A colleague in my office recently died. She was young, in her 30s, and married only a few years. Her name is still on her office door. Every time I walk past I glance towards it, slightly cracked, not denying my curiosity but hoping no one sees me. Her things are untouched on her desk as if she’s just down the hall in a meeting.
I didn’t know her well, hardly at all, our interaction limited to a few email exchanges. Walking past her office, though I never would, I am compelled to open the door, go in, and look around. I’m not sure what I think I’d see – a nondescript notepad, a pen, maybe a wedding picture, or a plant with leaves turning brown? I’m not sure what drives my curiosity. Numerous colleagues have retired, but the allure of standing in their tiny dominion closed in by gray cubicle walls holds no appeal. I’ve seen their emptied spaces, the stacks of paper cleared away, the last headache transferred to a new owner, disorder made clean, permitted by their expected departure. Perhaps it’s the possibility for disorder, incompleteness, and events unplanned that compels my curiosity to meditate on the half-used notepad I’d likely find.
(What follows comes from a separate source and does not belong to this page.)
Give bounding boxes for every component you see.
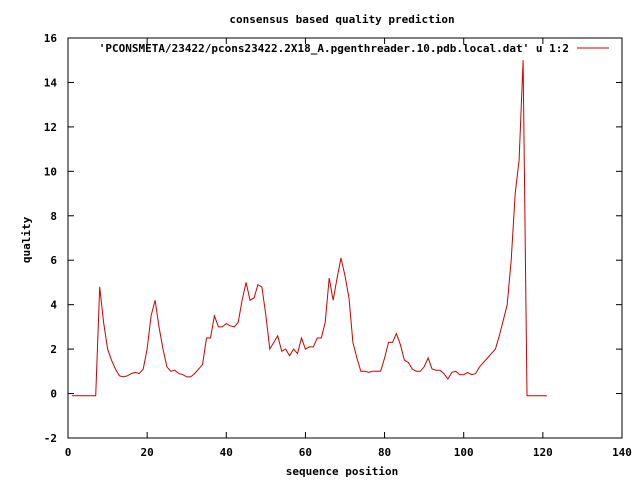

When I heard the news, first from a colleague, then from an office email, I felt guilty for ever having dreaded coming to work, for ever having complained. I felt I should feel a sense of calm appreciation for the opportunity of each day lived. Instead I felt an urgency to create disorder, to live a messy life of risks and unknown outcomes, so that when I died and someone indulged their curiosity, meditating on what I left behind, they would see the evidence that I had been there, that I had lived.